Bars show relative harm; values multiply kind weight before the 0–100 clamp.
One real receipt, walked through the rubric.
On April 21, 2026 Anthropic removed Claude Code from the $20 Pro tier, requiring Max ($100+/mo) for continued use. The receipt is here. The Nerf Score came out at 73. Here’s the math.
export function eventScore(e: Pick<ChangelogEntry, "kind" | "severity">): number { // 1. Look up the kind weight (signed integer, may be negative for positive changes) const base = KIND_WEIGHTS[e.kind] ?? 8; // 2. Look up the severity multiplier (critical = 2.6, info = 0.5, etc.) const mult = SEVERITY_MULTIPLIER[e.severity] ?? 1; // 3. Multiply, clamp to [-30, 100], max with 0 → only harm goes public const raw = base * mult; const score = Math.max(-30, Math.min(100, raw)); return Math.max(0, Math.round(score)); }
The jury verdicts on this receipt - 88 / 92 / 89, all harmful, average 90 - are a separate signal entirely. They don’t enter the score. If you disagree with the kind classification, file a PR. If you disagree with the jury, you can wait - they get Brier-scored against subsequent reality.
Recency-weighted aggregate, 0-100.
Aggregate of every receipt for a vendor, weighted by recency. Half-life is 180 days - a year-old nerf still counts but at a quarter weight. Mapped onto 0-100 via a logistic squash so a single critical nerf doesn’t max the index; repeated nerfs stack with diminishing returns.
| RANGE | LABEL | INTERPRETATION |
|---|---|---|
| 0–4 | no receipts | Vendor has no logged plan changes - either too new to track or unusually stable |
| 5–24 | clean | A few minor edits, no material harm to users |
| 25–49 | on watch | Pattern of cuts emerging - worth watching, not yet escape-velocity |
| 50–74 | shrinking | Repeated material cuts - users feel the squeeze every renewal |
| 75–100 | predator | Hostile to paid users - migration recommended |
How we estimate user impact and financial damage.

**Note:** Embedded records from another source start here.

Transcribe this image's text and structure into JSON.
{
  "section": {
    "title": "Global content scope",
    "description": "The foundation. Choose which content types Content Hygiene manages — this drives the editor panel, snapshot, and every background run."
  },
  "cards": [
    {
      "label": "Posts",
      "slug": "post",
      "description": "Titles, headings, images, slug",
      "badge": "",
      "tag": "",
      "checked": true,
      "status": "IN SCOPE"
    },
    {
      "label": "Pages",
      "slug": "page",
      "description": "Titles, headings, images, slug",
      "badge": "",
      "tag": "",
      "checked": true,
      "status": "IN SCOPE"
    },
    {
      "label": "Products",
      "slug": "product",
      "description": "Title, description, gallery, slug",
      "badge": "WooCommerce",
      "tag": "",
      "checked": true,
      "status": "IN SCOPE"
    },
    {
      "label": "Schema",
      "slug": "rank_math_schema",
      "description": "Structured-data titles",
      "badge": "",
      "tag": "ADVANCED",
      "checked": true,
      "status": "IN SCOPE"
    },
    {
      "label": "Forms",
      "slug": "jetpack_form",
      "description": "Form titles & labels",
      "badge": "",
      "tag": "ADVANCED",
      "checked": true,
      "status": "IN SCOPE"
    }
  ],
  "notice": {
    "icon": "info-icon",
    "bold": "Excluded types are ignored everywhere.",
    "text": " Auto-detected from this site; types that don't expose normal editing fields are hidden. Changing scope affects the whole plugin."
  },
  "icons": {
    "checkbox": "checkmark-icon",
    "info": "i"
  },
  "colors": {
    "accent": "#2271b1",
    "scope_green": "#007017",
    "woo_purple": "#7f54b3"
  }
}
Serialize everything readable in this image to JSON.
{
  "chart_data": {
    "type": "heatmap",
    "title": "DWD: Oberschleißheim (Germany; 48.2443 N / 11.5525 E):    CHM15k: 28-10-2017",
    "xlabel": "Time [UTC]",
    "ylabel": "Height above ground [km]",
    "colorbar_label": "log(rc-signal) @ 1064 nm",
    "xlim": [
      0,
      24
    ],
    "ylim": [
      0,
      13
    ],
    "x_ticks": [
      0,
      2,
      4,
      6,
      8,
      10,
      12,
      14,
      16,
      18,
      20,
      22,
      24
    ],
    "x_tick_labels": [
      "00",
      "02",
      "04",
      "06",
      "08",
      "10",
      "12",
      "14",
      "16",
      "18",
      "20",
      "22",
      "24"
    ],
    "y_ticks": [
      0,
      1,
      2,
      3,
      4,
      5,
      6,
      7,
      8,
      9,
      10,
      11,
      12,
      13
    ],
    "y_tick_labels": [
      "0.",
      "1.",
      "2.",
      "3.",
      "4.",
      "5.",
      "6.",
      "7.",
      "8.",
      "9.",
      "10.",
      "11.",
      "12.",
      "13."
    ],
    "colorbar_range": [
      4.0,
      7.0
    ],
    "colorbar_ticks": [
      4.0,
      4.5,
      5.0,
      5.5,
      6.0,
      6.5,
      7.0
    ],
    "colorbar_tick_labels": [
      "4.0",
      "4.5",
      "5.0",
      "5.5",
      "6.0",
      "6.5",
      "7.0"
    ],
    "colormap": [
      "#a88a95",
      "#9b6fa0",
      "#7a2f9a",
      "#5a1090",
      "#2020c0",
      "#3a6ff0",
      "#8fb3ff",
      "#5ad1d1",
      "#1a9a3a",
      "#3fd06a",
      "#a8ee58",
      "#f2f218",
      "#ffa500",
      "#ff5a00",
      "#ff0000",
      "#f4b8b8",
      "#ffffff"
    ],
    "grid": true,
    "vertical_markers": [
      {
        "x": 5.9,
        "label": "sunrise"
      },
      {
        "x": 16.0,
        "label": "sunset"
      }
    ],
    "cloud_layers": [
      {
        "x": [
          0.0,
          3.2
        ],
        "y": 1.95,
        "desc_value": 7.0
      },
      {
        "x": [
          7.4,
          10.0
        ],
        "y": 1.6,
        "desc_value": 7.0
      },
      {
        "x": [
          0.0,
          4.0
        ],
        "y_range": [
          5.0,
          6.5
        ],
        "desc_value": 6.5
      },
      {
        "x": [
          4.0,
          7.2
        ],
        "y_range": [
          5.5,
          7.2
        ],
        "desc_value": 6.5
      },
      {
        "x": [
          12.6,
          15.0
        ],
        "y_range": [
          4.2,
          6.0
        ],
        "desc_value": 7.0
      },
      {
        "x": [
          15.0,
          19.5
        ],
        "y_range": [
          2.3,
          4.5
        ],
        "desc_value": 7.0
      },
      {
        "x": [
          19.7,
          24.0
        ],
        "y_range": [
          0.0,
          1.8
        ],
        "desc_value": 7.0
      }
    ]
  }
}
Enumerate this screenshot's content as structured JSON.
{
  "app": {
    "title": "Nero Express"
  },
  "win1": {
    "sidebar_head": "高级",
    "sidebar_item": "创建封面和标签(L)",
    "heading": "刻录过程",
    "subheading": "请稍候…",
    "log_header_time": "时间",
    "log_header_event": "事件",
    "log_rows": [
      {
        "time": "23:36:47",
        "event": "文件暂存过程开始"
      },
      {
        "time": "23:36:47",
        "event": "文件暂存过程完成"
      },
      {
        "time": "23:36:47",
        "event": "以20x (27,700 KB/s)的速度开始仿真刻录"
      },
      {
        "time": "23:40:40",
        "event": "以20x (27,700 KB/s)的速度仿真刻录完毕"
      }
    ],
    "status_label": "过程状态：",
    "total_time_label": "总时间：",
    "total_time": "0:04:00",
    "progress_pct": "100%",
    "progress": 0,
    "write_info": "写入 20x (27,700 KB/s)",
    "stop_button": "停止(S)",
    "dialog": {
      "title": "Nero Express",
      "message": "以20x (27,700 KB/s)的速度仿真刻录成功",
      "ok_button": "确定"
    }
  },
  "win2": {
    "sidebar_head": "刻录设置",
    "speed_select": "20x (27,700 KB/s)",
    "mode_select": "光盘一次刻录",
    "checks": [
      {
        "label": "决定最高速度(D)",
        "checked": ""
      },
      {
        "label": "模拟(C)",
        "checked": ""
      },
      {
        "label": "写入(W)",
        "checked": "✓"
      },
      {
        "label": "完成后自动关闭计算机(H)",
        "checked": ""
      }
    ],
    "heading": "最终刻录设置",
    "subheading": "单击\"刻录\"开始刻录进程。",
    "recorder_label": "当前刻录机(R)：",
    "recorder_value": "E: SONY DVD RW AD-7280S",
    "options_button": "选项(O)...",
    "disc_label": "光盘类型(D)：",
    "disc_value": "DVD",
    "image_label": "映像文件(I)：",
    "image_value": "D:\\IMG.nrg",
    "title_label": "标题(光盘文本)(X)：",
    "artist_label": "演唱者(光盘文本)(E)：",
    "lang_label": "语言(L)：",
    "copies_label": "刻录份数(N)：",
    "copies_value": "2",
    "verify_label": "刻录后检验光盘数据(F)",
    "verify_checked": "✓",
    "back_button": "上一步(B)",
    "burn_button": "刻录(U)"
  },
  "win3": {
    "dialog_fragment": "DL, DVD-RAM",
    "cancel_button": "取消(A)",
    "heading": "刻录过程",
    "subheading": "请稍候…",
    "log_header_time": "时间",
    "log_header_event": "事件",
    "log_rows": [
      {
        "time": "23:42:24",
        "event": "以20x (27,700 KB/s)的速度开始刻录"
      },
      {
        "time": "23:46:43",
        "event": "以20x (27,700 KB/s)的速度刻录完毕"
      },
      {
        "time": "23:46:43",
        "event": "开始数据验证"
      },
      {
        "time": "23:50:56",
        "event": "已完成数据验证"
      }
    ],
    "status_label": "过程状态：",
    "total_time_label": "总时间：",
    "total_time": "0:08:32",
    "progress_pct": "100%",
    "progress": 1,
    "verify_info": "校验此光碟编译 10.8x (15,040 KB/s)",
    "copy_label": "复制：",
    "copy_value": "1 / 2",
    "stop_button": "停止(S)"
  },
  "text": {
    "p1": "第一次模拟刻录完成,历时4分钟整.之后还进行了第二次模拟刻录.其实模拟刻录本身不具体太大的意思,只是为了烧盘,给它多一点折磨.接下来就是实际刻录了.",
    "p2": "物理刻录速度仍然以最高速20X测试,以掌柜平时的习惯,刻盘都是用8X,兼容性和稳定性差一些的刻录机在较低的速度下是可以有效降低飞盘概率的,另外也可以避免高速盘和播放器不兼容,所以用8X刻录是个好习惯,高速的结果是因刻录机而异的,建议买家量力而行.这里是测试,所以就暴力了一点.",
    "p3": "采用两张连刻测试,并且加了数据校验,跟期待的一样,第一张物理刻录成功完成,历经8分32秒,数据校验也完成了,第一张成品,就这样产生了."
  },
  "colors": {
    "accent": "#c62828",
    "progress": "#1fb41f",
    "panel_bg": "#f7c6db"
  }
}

Every receipt with a delta gets two predicted-impact numbers: an estimate of the percentage of paid users affected, and a 12-month financial-damage range per affected user. Both are heuristic - derived from kind + severity + the breadth of the affected tier - and explicitly labeled as estimates, not measurements.
Heuristic confidence is graded high / medium / low based on how much the receipt’s kind constrains the impact range. A tier removal at critical severity has a well-bounded financial impact (the cost difference between tiers); a model swap has a fuzzier one (depends on how much you used the swapped model). Confidence pills on each receipt make this explicit.